You may recall that back in 2002 and 2003 another water-exporting scheme was proposed by Steve Smith of Austin under Rio Nuevo Ltd. and Rio Nuevo Management. Under that proposal, Rio Nuevo would have leases hundreds of thousands of state-owned land in West Texas, pump the water to export it and deliver it elsewhere.

According to Williams’ spokesperson Joe Milam, the proposed water district would raise $4.3 million in tax revenue for Pecos County, $2.4 million for the county school district, and $1.9 million for the county itself. The district would also create 463 construction jobs and 190 permanent jobs.

Yet perhaps what is appalling about H.B. 4805 is who the initial directors of the district would be. Lets look at the potential directors and their employers (for one director, it’s a former employer).
PAUL LATHAM, Employer: Clayton Williams Energy, Inc.

Executive Vice President, Chief Operating Officer and a director of Clayton Williams Energy, Inc. Latham is the sole general partner of The Williams Children’s Partnership, Ltd. (“WCPL”), a limited partnership in which the adult children of Clayton W. Williams, Jr. are the limited partners. Latham serves as a director of numerous Williams-controlled companies.

T. MARK TISDALE, Employer: Clayton Williams Energy, Inc.

Age 52, is Vice President and General Counsel of Clayton Williams Energy, Inc., having served in this capacity since 1993. Tisdale serves as a director of numerous Williams controlled companies.

MITCH MALOUF, Employer: Clayton Williams Energy, Inc.

When contacted by the Gazette and asked about the bill, Mr. Malouf said, “I have noting to do with that.” When reminded he was listed in the proposed legislation as a director, Malouf acknowledged he knew he was listed as such – and either hung up or the phone line went bad. Repeated requests for comment from Malouf were not returned. Malouf also serves as a director of numerous Williams-controlled companies.

BROCK THOMPSON, Employer: Clayton Williams Energy, Inc.

Thompson, too, serves as a director of numerous Williams-controlled companies.

ROBERT RENDALL, Former Employer: Clayton Williams Energy, Inc.

Rendall is former corporate counsel to Clayton Williams Energy.


Long ago, the Clayton Act made certain practices illegal, among them interlocking directorates where the board of directors of one company can’t sit on the board of two or more competing companies. It is all but impossible to think that a public water supply district whose directors all work or have worked for the same private corporation will act in the public interest.

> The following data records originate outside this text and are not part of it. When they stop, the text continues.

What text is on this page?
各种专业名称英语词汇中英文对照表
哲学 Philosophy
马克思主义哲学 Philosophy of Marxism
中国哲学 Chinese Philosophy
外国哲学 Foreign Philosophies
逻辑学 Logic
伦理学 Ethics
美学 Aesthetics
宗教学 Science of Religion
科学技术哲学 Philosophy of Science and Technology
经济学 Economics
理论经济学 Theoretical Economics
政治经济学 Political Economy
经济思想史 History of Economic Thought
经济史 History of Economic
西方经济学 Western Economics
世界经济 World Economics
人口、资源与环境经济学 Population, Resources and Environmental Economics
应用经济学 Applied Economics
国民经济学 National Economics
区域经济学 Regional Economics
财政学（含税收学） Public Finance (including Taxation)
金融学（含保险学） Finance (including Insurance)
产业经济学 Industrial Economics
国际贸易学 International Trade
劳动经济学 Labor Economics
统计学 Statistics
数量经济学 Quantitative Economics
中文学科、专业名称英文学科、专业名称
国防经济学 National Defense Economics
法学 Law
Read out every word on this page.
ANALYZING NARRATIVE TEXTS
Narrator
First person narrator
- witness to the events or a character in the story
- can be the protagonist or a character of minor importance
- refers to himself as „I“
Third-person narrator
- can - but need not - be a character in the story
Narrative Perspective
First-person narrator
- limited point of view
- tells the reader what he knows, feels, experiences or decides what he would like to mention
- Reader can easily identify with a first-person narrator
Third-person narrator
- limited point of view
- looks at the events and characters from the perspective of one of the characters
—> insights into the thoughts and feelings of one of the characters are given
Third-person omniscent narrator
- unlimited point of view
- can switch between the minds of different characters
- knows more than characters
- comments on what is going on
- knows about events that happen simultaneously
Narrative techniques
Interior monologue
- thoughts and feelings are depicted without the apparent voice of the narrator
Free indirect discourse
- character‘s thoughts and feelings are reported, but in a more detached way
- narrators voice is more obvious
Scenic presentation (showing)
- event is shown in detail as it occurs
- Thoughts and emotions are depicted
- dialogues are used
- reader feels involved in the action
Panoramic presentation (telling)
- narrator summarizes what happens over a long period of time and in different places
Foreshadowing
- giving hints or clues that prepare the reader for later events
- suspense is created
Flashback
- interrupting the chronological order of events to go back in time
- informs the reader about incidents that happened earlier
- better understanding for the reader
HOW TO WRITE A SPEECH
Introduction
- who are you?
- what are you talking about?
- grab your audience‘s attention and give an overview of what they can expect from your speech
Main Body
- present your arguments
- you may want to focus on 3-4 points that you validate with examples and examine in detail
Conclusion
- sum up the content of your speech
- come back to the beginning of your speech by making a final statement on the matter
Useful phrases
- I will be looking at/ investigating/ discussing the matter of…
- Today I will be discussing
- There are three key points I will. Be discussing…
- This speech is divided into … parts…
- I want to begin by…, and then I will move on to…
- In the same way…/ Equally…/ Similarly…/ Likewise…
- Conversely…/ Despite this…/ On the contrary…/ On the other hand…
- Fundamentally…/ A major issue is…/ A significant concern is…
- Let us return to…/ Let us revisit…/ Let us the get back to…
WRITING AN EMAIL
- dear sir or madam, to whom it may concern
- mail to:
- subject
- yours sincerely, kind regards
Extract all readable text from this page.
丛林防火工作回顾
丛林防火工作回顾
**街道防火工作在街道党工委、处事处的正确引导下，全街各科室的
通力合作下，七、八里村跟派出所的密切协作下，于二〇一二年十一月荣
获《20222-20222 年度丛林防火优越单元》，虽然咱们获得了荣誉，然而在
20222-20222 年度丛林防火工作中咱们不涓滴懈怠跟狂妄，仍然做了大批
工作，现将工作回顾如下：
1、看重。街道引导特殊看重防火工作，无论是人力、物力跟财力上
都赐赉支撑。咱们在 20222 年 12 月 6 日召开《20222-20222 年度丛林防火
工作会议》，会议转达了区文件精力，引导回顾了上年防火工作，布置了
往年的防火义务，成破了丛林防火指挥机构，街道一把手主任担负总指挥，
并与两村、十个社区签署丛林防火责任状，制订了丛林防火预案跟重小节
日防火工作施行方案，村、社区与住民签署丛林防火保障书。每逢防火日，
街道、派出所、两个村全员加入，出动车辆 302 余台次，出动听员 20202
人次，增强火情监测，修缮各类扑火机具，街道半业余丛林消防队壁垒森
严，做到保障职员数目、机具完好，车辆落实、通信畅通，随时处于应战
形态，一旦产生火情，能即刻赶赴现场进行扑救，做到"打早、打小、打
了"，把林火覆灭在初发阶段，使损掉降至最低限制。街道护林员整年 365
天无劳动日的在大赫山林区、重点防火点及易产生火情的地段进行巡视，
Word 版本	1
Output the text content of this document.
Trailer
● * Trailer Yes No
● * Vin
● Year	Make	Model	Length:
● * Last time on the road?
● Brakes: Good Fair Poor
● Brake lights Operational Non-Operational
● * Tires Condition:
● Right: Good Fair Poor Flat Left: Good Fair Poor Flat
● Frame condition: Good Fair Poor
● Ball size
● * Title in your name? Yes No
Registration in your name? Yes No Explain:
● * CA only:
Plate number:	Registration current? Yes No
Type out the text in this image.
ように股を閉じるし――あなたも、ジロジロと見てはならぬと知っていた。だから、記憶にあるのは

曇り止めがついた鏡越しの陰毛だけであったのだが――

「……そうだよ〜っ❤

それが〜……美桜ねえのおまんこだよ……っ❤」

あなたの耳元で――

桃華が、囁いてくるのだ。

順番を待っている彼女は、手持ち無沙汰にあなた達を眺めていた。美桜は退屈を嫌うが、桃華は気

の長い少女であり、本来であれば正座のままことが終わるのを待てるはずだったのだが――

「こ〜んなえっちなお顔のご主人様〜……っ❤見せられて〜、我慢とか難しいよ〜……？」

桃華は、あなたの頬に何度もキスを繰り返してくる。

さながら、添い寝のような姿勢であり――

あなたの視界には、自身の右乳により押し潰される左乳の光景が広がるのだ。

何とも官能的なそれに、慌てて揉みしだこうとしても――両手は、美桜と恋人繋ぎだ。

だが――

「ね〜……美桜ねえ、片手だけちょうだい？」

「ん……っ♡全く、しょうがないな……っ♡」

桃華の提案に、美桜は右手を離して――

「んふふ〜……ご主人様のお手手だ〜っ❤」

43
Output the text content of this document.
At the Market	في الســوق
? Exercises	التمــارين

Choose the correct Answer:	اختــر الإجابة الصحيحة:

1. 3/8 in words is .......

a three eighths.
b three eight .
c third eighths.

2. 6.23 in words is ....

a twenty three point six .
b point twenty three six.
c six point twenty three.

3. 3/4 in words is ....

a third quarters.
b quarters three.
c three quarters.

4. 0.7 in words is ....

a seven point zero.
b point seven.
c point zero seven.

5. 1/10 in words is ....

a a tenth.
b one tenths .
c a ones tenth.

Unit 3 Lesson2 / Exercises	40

As The Texas Observer plainly stated, Craddick “has shamelessly defended as-special-interest-as-it-gets legislation crafted specifically to promote one guy’s scheme to export water from his farm to other places in West Texas.”

And while the Rio Nuevo proposal may be a fading memory, don’t be fooled: both Rio Nuevo Ltd., and Rio Nuevo Management are corporations registered with the state, their corporate status current and in good standing.

Most glaringly, if passed, this legislation would set a dangerous precedent of allowing a private corporation’s current and former employees to run a public agency. Mr Craddick’s legislation stinks of rotten cronyism sweltering in the scorching May Chihuahuan Desert Sun.

NOTE: Publisher John Waters is a former director of the Study Butte Water Supply Corporation in Terlingua.